Information has been preserved that graphite rods for writing and drawing were already known in ancient Greece. But with the decline of antiquity, the rods, like many other things, were forgotten by mankind. And when people faced the problem of what to draw, it was solved simply with charcoal. You could take a burnt twig from the hearth and draw. But this is a way for children. Professionals needed better tools at hand. They were recommended to cut dry and thin willow sticks, plan, sharpen on both sides, tie into bundles, and then: "Take a new pot and put enough in it so that the pot is full. Then take the lid and cover it with clay to make the pot impervious to smoke. In the evening, go to the baker, when he finishes work, put this pot in the oven and leave it there until morning, and in the morning see if the coals are well burned and if they are black enough." This is a recommendation from the "Treatise on Painting" by Cennino Cennini, an Italian painter of the Renaissance.

But, despite all the tricks, the coal was still coal — it fell off the paper, dirty hands, easily smeared on the drawing.

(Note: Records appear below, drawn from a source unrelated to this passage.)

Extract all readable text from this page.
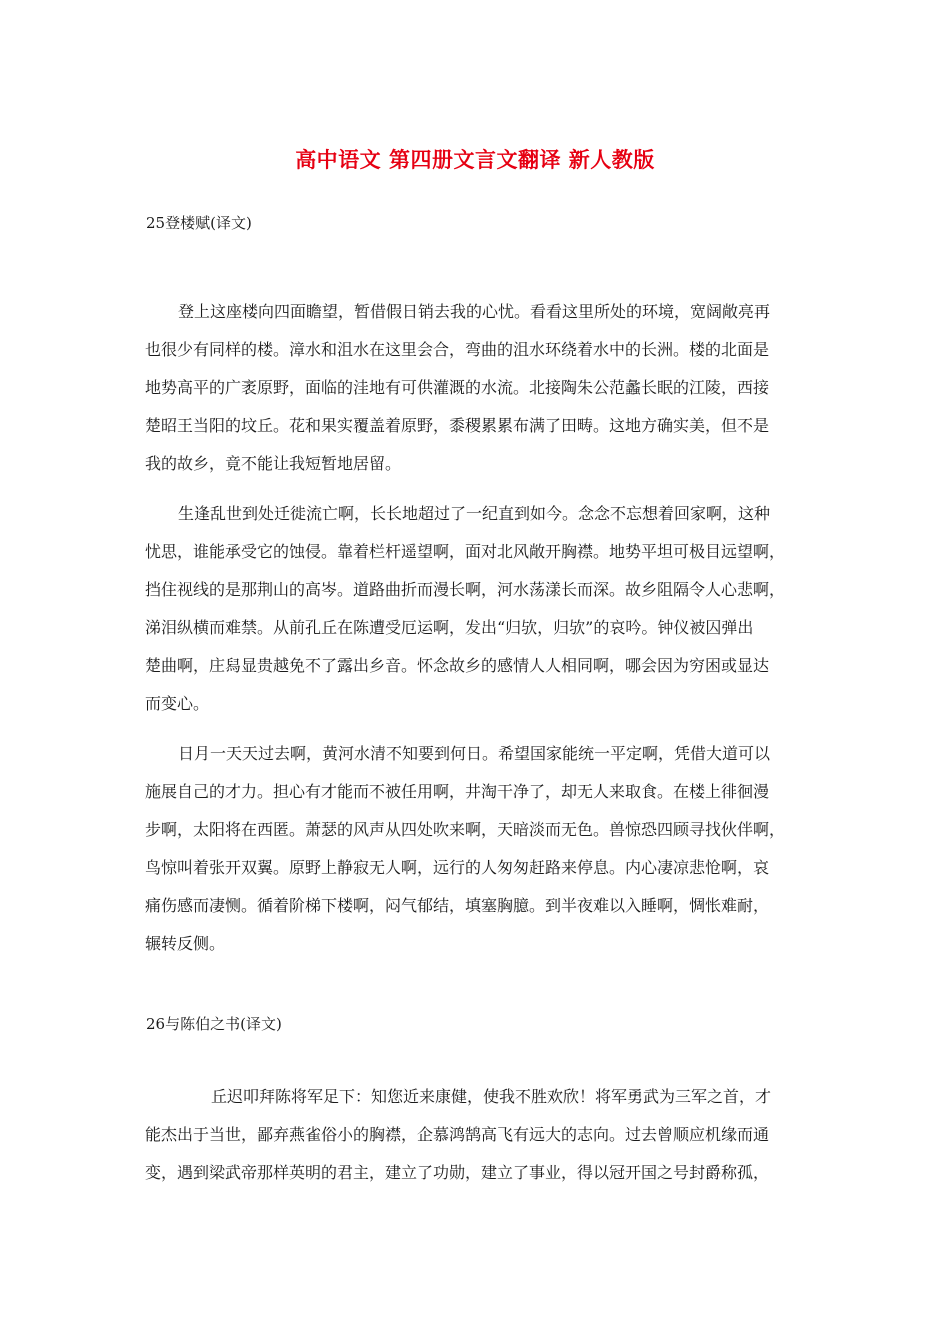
高中语文 第四册文言文翻译 新人教版
25登楼赋(译文)
登上这座楼向四面瞻望，暂借假日销去我的心忧。看看这里所处的环境，宽阔敞亮再
也很少有同样的楼。漳水和沮水在这里会合，弯曲的沮水环绕着水中的长洲。楼的北面是
地势高平的广袤原野，面临的洼地有可供灌溉的水流。北接陶朱公范蠡长眠的江陵，西接
楚昭王当阳的坟丘。花和果实覆盖着原野，黍稷累累布满了田畴。这地方确实美，但不是
我的故乡，竟不能让我短暂地居留。
生逢乱世到处迁徙流亡啊，长长地超过了一纪直到如今。念念不忘想着回家啊，这种
忧思，谁能承受它的蚀侵。靠着栏杆遥望啊，面对北风敞开胸襟。地势平坦可极目远望啊，
挡住视线的是那荆山的高岑。道路曲折而漫长啊，河水荡漾长而深。故乡阻隔令人心悲啊，
涕泪纵横而难禁。从前孔丘在陈遭受厄运啊，发出“归欤，归欤”的哀吟。钟仪被囚弹出
楚曲啊，庄舄显贵越免不了露出乡音。怀念故乡的感情人人相同啊，哪会因为穷困或显达
而变心。
日月一天天过去啊，黄河水清不知要到何日。希望国家能统一平定啊，凭借大道可以
施展自己的才力。担心有才能而不被任用啊，井淘干净了，却无人来取食。在楼上徘徊漫
步啊，太阳将在西匿。萧瑟的风声从四处吹来啊，天暗淡而无色。兽惊恐四顾寻找伙伴啊，
鸟惊叫着张开双翼。原野上静寂无人啊，远行的人匆匆赶路来停息。内心凄凉悲怆啊，哀
痛伤感而凄恻。循着阶梯下楼啊，闷气郁结，填塞胸臆。到半夜难以入睡啊，惆怅难耐，
辗转反侧。
26与陈伯之书(译文)
丘迟叩拜陈将军足下：知您近来康健，使我不胜欢欣！将军勇武为三军之首，才
能杰出于当世，鄙弃燕雀俗小的胸襟，企慕鸿鹄高飞有远大的志向。过去曾顺应机缘而通
变，遇到梁武帝那样英明的君主，建立了功勋，建立了事业，得以冠开国之号封爵称孤，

The masters came up with different methods to combat this. For example, they covered the paper with an aqueous solution of glue and dried it. Then these sheets were painted with charcoal. When the work came to an end, the drawing was held over steam. As a result, the adhesive layer was moistened and absorbed charcoal. And when the drawing dried, the charcoal was already pretty well fixed.

Another way is to draw with metal stick pins.

He has also been known for a very long time. The lead gave the lines a pale gray color. They were not suitable for drawing, but they were quite suitable for lining lines for text. When a pin was made from a material to which lead was added, a darker line was obtained, which over time darkened even more under the influence of air. However, it could be easily erased with bread crumb or pumice stone. The silver pin left a dark gray line that turned brown in the air. But nothing could remove it, the silver pin did not forgive mistakes. It is clear that only such masters of drawing who did not draw a single extra line could use it. Silver drawings by Durer, Leonardo da Vinci, Lucas Cranach have survived to this day.